Northern Powerhouse

13.09.18

TransPennine upgrade works will shut down route for almost five years

To achieve the improvements envisaged through the TransPennine upgrade, Network Rail will have to close some part of the route for up to a whopping 39 weeks per year for five years – in other words, closures of almost 50 months in total throughout the scheme.

In a letter to transport secretary Chris Grayling, Network Rail’s managing director of the London North Western & East Midlands route Rob McIntosh said that the large-scale disruption will extend journey times by up to 25 minutes and constrain capacity in the region.

This is because the level of ambition in the £3bn programme “cannot be delivered without significant disruption during the course of the works,” he argued.

“The TransPennine route is a Victorian construction that passes through the heart of the Pennines, with its inherently challenging topography. It includes many tunnels and bridges and access will be limited and difficult,” explained McIntosh.

“Delivery of investment on congested infrastructure with limited diversionary capability will be very disruptive for passengers and local communities. We have developed a construction methodology and blockade strategy that seeks to minimise that disruption while delivering optimum value as soon as is practical.”

As part of the project’s business case, Network Rail intends to implement a cyclical blockade strategy designed to keep disruption to a minimum around key seasonal economies such as tourism, university terms and Christmas markets.

Its access strategy is centred around keeping communities and economies connected by diverting services via other routes, such as the Calder Valley or Healey Mills. “In practice, to achieve the improvements we are seeking, we will need to close some part of this route for up to 39 weeks per year between 2020 and 2024,” said McIntosh.

The route boss said the infrastructure team considered ways in which this could be delivered in a shorter timescale, with fewer yet longer blockades.

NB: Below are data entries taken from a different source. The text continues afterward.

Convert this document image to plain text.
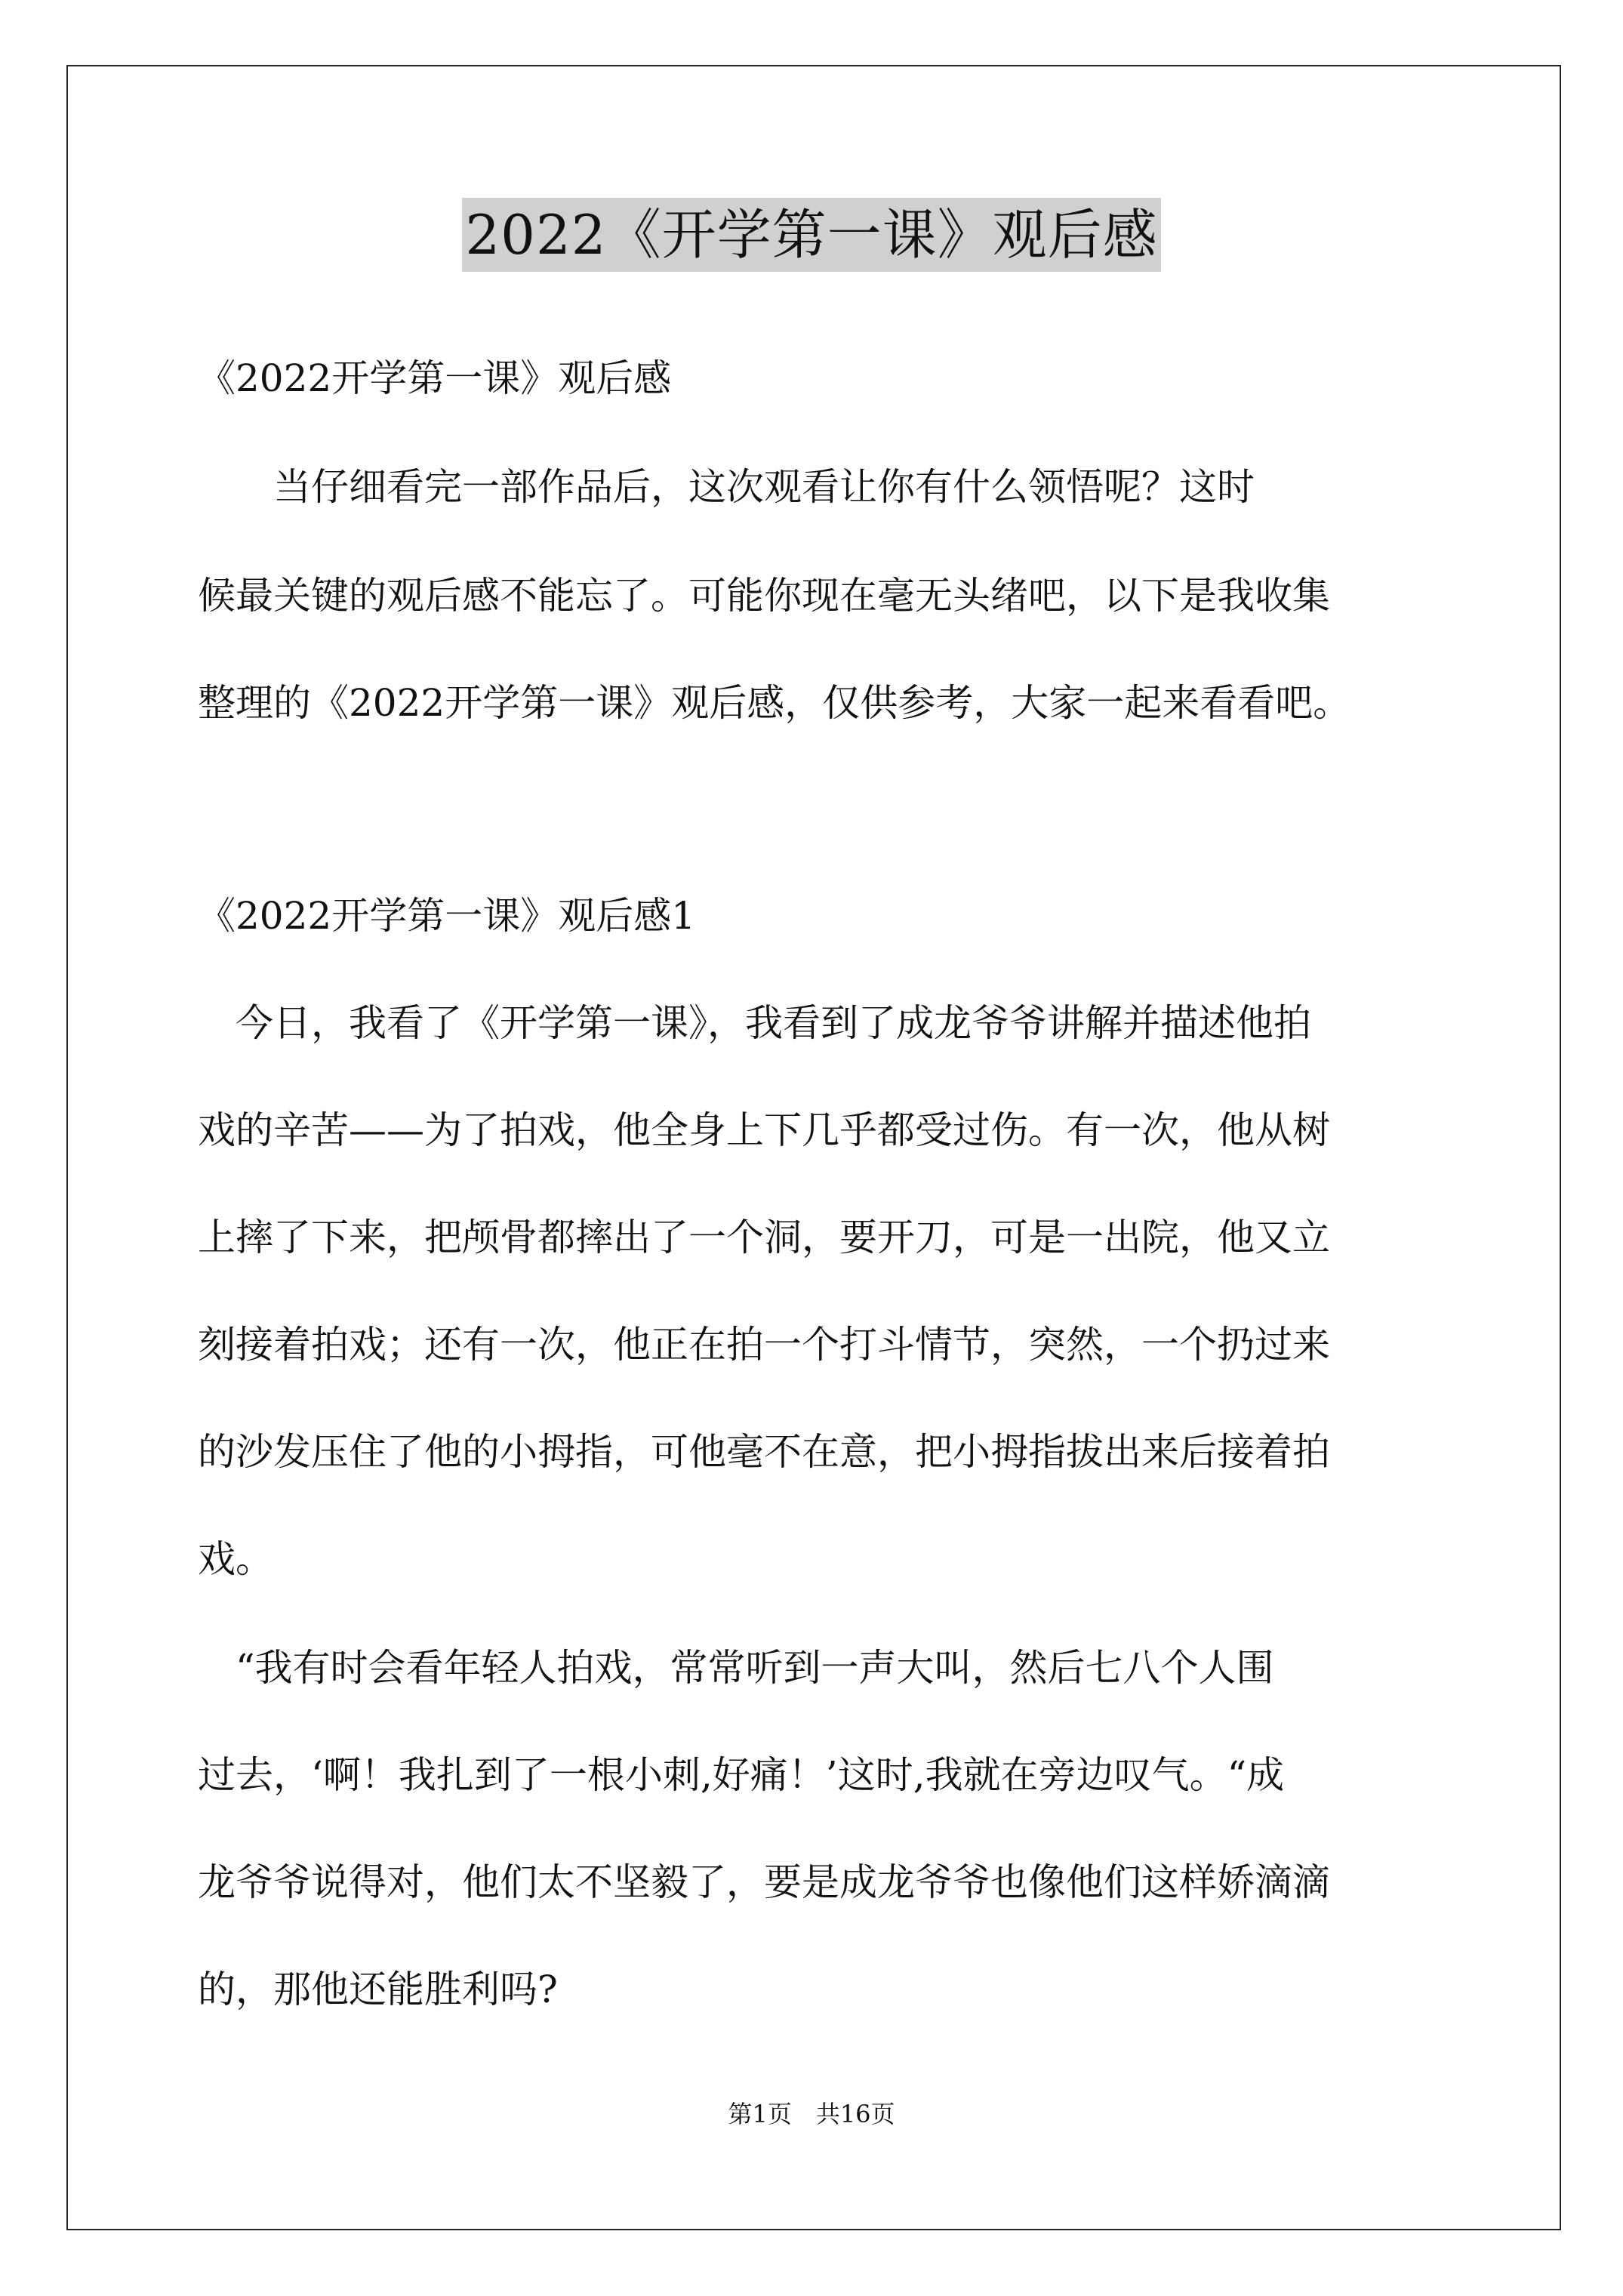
2022《开学第一课》观后感
《2022开学第一课》观后感
　　当仔细看完一部作品后，这次观看让你有什么领悟呢？这时
候最关键的观后感不能忘了。可能你现在毫无头绪吧，以下是我收集
整理的《2022开学第一课》观后感，仅供参考，大家一起来看看吧。
《2022开学第一课》观后感1
　今日，我看了《开学第一课》，我看到了成龙爷爷讲解并描述他拍
戏的辛苦——为了拍戏，他全身上下几乎都受过伤。有一次，他从树
上摔了下来，把颅骨都摔出了一个洞，要开刀，可是一出院，他又立
刻接着拍戏；还有一次，他正在拍一个打斗情节，突然，一个扔过来
的沙发压住了他的小拇指，可他毫不在意，把小拇指拔出来后接着拍
戏。
　“我有时会看年轻人拍戏，常常听到一声大叫，然后七八个人围
过去，‘啊！我扎到了一根小刺,好痛！’这时,我就在旁边叹气。“成
龙爷爷说得对，他们太不坚毅了，要是成龙爷爷也像他们这样娇滴滴
的，那他还能胜利吗?
第1页　共16页
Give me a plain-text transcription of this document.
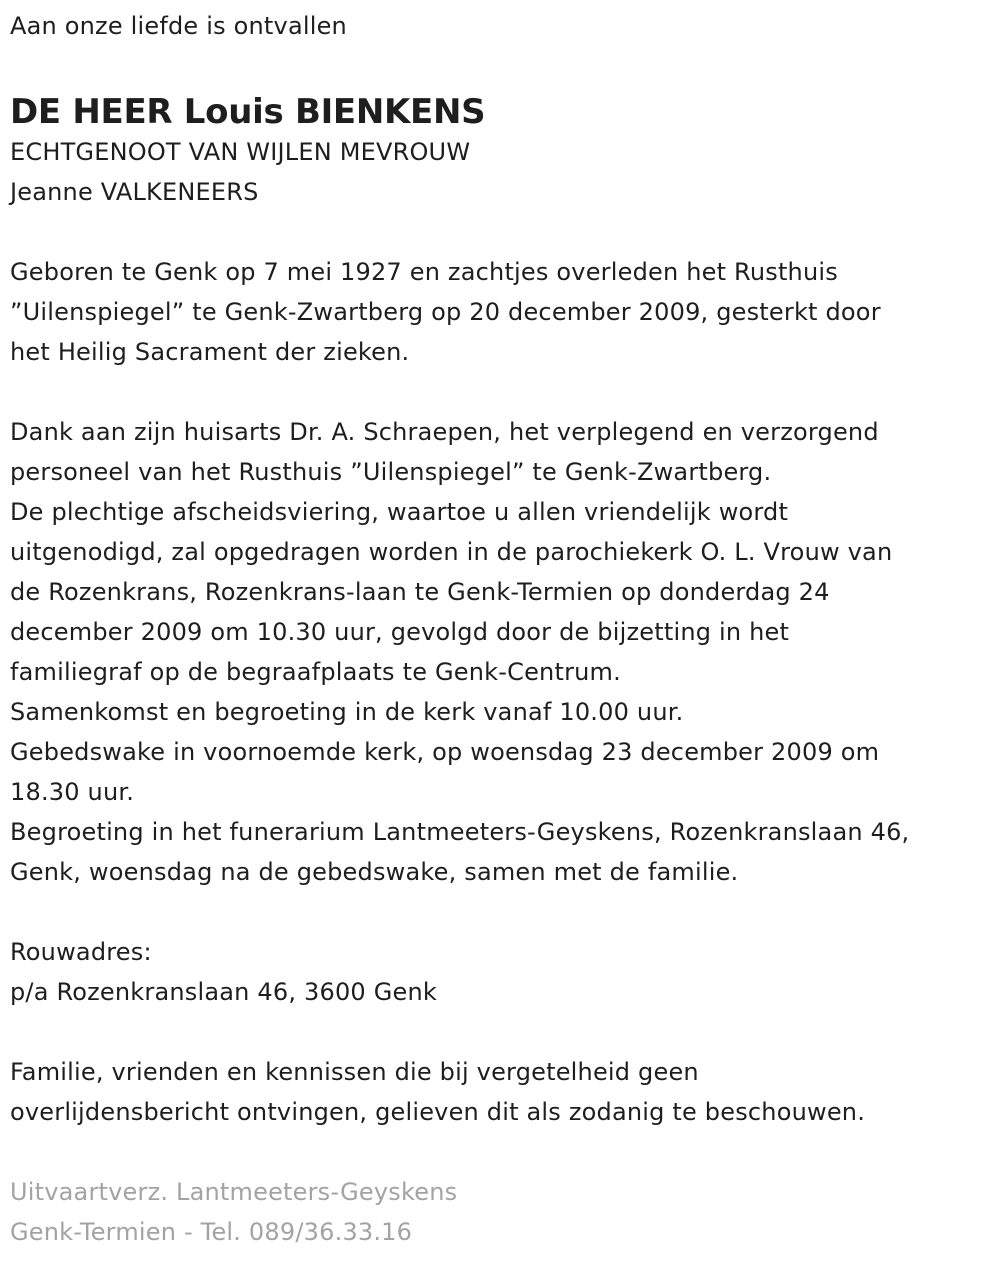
Aan onze liefde is ontvallen
DE HEER Louis BIENKENS
ECHTGENOOT VAN WIJLEN MEVROUW
Jeanne VALKENEERS
Geboren te Genk op 7 mei 1927 en zachtjes overleden het Rusthuis
”Uilenspiegel” te Genk-Zwartberg op 20 december 2009, gesterkt door
het Heilig Sacrament der zieken.
Dank aan zijn huisarts Dr. A. Schraepen, het verplegend en verzorgend
personeel van het Rusthuis ”Uilenspiegel” te Genk-Zwartberg.
De plechtige afscheidsviering, waartoe u allen vriendelijk wordt
uitgenodigd, zal opgedragen worden in de parochiekerk O. L. Vrouw van
de Rozenkrans, Rozenkrans-laan te Genk-Termien op donderdag 24
december 2009 om 10.30 uur, gevolgd door de bijzetting in het
familiegraf op de begraafplaats te Genk-Centrum.
Samenkomst en begroeting in de kerk vanaf 10.00 uur.
Gebedswake in voornoemde kerk, op woensdag 23 december 2009 om
18.30 uur.
Begroeting in het funerarium Lantmeeters-Geyskens, Rozenkranslaan 46,
Genk, woensdag na de gebedswake, samen met de familie.
Rouwadres:
p/a Rozenkranslaan 46, 3600 Genk
Familie, vrienden en kennissen die bij vergetelheid geen
overlijdensbericht ontvingen, gelieven dit als zodanig te beschouwen.
Uitvaartverz. Lantmeeters-Geyskens
Genk-Termien - Tel. 089/36.33.16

But they concluded that this will “increase costs and lead to levels of disruption that stakeholders would find unacceptable and are potentially damaging to the local economy.”

More work will bring extra risks

Worse yet, further improvements that could be made during CP6 should extra funds become available – perhaps through Network Rail’s Open for Business programme, which seeks to incentivise private financing and third-party contributions – might not be able to go ahead.

“We believe that to attempt to deliver more work would add additional risks to the programme, significantly challenge the supply chain, and become unbearable for passengers,” wrote McIntosh.

This could potentially wreak havoc on the region: Leeds and Manchester would lose their direct rail connection for a number of months; Huddersfield would lose connectivity to both Leeds and Manchester for several months; and communities such as Raventhorpe, Mirfield, Batley and Marsden would be “hugely affected” as many rail services would require bus replacements.

The freight industry would also take a hit, with valuable TransPennine traffic such as the biomass from the docks of Liverpool to the power stations of South Yorkshire being affected.

“Consulting with all stakeholders in the region, we shall work through the detail of these plans to understand better their implications,” the route MD told Grayling. “We hope you recognise that in developing our proposals we have worked hard to find the right balance between delivering a transformational series of interventions for the north and minimising disruption to the communities and economies along the TransPennine route.”

Attached to his letter was a document containing Network Rail’s intended programme scope, although this was not made available to the media. More details will be revealed when the business case is published.

Reacting to the letter, shadow transport secretary Andy McDonald MP told Sky News that he was “greatly shocked that the offer that’s going to now be made is this massive disruption.” He added: “Closing lines for 39 weeks out of 52… After all the trouble that people in the north of England have suffered, this is the response.”

The TransPennine route upgrade will be one of the key programmes in the next control period, with Grayling recently confirming that it will include electrification as expected.

Works are expected to begin in spring 2019 and will be delivered by an alliance between Amey, BAM Nuttall and Arup.